Seniors again

By Vivian Lawson Hogue

When I was a high school senior, I had energy enough to play baseball and flag football. I sang, played violin and piano and learned from a brother how to shoot rats at night at Tin Can Hill. I had my first experiences of writing and cartooning in the Wampus Cat school newspaper. After graduation, my best friend and fellow giggler, Carolyn Hazel Lewis, and I took on new lives at different schools, then different life paths.

In 1982, I returned to Conway when my parents were in their early 80s. At age 39, Carolyn and I took up our lives again as if we had never been apart, especially in regard to giggling. We were 26 years from being “seniors” again! She had one child and I had two, so our former energies were then centered on being wives, parents, daughters and eventually both of us as teachers. However, humorous moments never diminished.

Those 26 years passed and we found ourselves filing for Medicare at age 65. We were “seniors again!” It is astonishing how the years accelerate afterward! My parents and two brothers passed on, as did her mother and brother … then Carolyn herself in 2017. I don’t know what God will do about us when I join her in heaven, but He knew long before we were even born that we would be a handful.

There are things that a lot of people don’t know about being a “senior.” For starters, begin now to get your gear together.
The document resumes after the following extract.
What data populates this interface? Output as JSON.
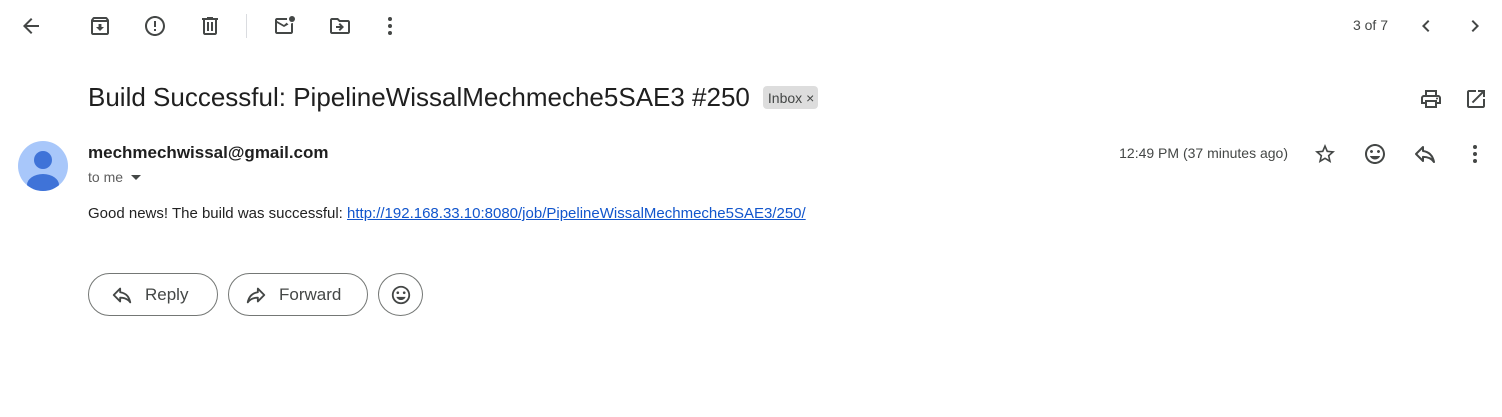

Get a power of attorney. Remember that their power is void after you “check out.” Appoint an executor. Make a will. Tell the executor where it is!
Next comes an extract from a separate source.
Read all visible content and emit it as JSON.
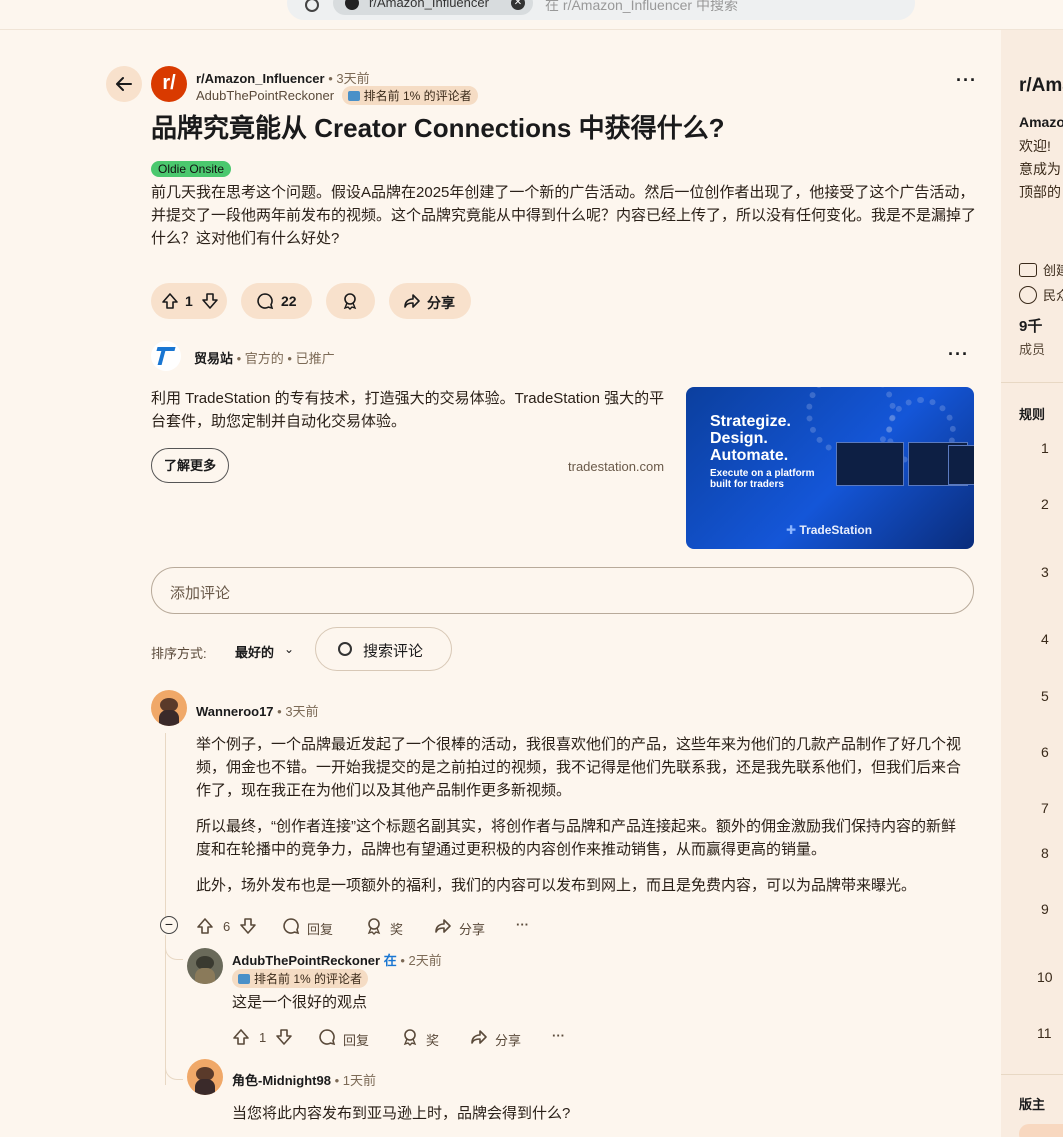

Start throwing out things you don’t need and never will again. Your children will not want your deceased parakeet’s birdcage. If your children live in small housing, they can’t finagle your antique bed through their door and maybe have to move it again. Make sure your finances are in order and that any possible future care needed is arranged officially. One of my favorite witticisms is, “I did some financial planning and it looks like I can retire at 62 … and live comfortably for 11 minutes.” The answer is to plan ahead, but also to learn to make do or do without.

Meanwhile, live your life! Go to church. Keep a daily journal, even if it’s only a weather report. My dad started a yearly journaling book before I was born and kept one until his already illegible handwriting was just scratches. It was touching to read his entry for the day I was born. Go easy on useless carbs and heavier on protein and fiber. Keep medical and dental issues under control. Don’t hurry about checking the mail unless you really enjoy perusing political and hearing aid ads. Head for the Senior Citizen’s Center and dance or watch those who do. One of my favorite sayings is, “I still have a full deck. I just shuffle slower now.” Go do some slow shuffling!

If you’re going to be a senior, you should know these facts. The term “senior” came about in the 1930s to soften the label of “old person.” The life expectancy in America in 1938 was 63 and is now 77.4 for men and 81.7 for women. Apparently women have more to say and need more time to say it.

In 1963, President John F. Kennedy designated May as Senior Citizen Month, a time to acknowledge past and current older citizens, particularly those who defended our country. The Older Americans Act became law in 1965. In 1978, the American Indians, Alaskan natives and native Hawaiians were included.

In the long past, our seniors were revered for their persistence in living through hard times and for being a family matriarch or patriarch. Many lived with their children and grandchildren, and many contributed to household duties and childcare. Youngsters benefitted from old stories, family history and earlier cultures.

I have one of those stories! Our 68-year-old grandmother Arnold was living with us when I was born. My mother came home one day to find her riding on the handlebars of my oldest brother’s bicycle while he gleefully pedaled over broken sidewalks. Mother was stunned, but she knew the two had collaborated in their mischief.

All three are gone now, and with deeper study, I’m thinking I finally know why I was never given a bicycle.